The three numbers on the prescription then are:

1. The basic correction, written as Sphere or SPH (because we correct it with a “spherical” lens). The higher this first number, the worse the vision and the thicker the glasses will be. A minus means shortsight and plus means longsight

2. The amount of extra distortion from astigmatism, on top of the basic blurring. This is written as Cylinder or CYL because we use a so-called “cylindrical” lens to fix it.

3. The precise angle this cylinder lens should be tilted to give the sharpest vision, written as Axis (between 1 degree and 180 degrees – 180 is horizontal and 90 vertical).

Presbyopia

If you are over the age of 40 you might also need reading glasses (presbyopia), or wear bifocals (glasses with a distance lens above and a smaller lens at the bottom with some extra power for near work). The additional power needed for reading is called the "Add", and is usually written as a fourth figure after the main distance prescription (not surprisingly in the column labelled Add!) In your mid 40's this might be an extra +1.50 dioptres, but this increases as you get older to perhaps +2.50 or even +3.00 for the over 60's.

Your Best and Worst Vision

When you are considering laser correction, you must think about your eyesight in two ways. The first is your poorest vision, the one you have when you aren’t wearing your glasses or contact lenses. This is your uncorrected visual acuity or UCVA for short. The other is the best vision your eyes are capable of when you wear spectacles, what we call the best (spectacle) corrected visual acuity or BCVA for short (and sometimes BSCVA).

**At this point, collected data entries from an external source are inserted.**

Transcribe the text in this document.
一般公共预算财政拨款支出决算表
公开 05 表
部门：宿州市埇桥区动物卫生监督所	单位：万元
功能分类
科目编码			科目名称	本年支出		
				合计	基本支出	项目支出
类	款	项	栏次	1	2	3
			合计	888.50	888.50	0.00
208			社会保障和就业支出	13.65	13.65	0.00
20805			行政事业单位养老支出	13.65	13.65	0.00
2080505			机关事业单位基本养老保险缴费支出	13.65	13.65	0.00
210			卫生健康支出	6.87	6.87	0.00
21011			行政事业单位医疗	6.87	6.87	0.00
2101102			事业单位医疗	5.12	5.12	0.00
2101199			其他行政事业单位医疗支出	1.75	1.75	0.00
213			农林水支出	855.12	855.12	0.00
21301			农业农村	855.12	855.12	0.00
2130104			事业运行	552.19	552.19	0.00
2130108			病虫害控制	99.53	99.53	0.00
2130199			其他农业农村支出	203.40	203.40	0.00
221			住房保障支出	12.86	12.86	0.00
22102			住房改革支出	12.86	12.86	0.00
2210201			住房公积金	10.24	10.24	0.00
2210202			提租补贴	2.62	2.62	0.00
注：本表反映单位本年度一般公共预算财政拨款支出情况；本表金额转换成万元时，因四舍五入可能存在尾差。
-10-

Obviously there is a wide range of UCVA which will depend on the amount of your refractive error. If you are myopic with a prescription of -1.00DS, your UCVA might be just good enough to drive without lenses. But if you are -5.00DS you might be able to find the car but not much else! I had a patient who confessed to driving without his glasses even though he was -3DS and could barely see 20/200! I asked him to telephone me every time he was going out, so I could make sure I wasn’t on the road at the same time.
There is a much smaller variation in the level of BCVA, with everyone clustered at or somewhere not to far from 20/20, assuming the eyes are otherwise healthy. Simply put, when people have their glasses on or their contact lenses in, there isn’t too much difference in their level of vision.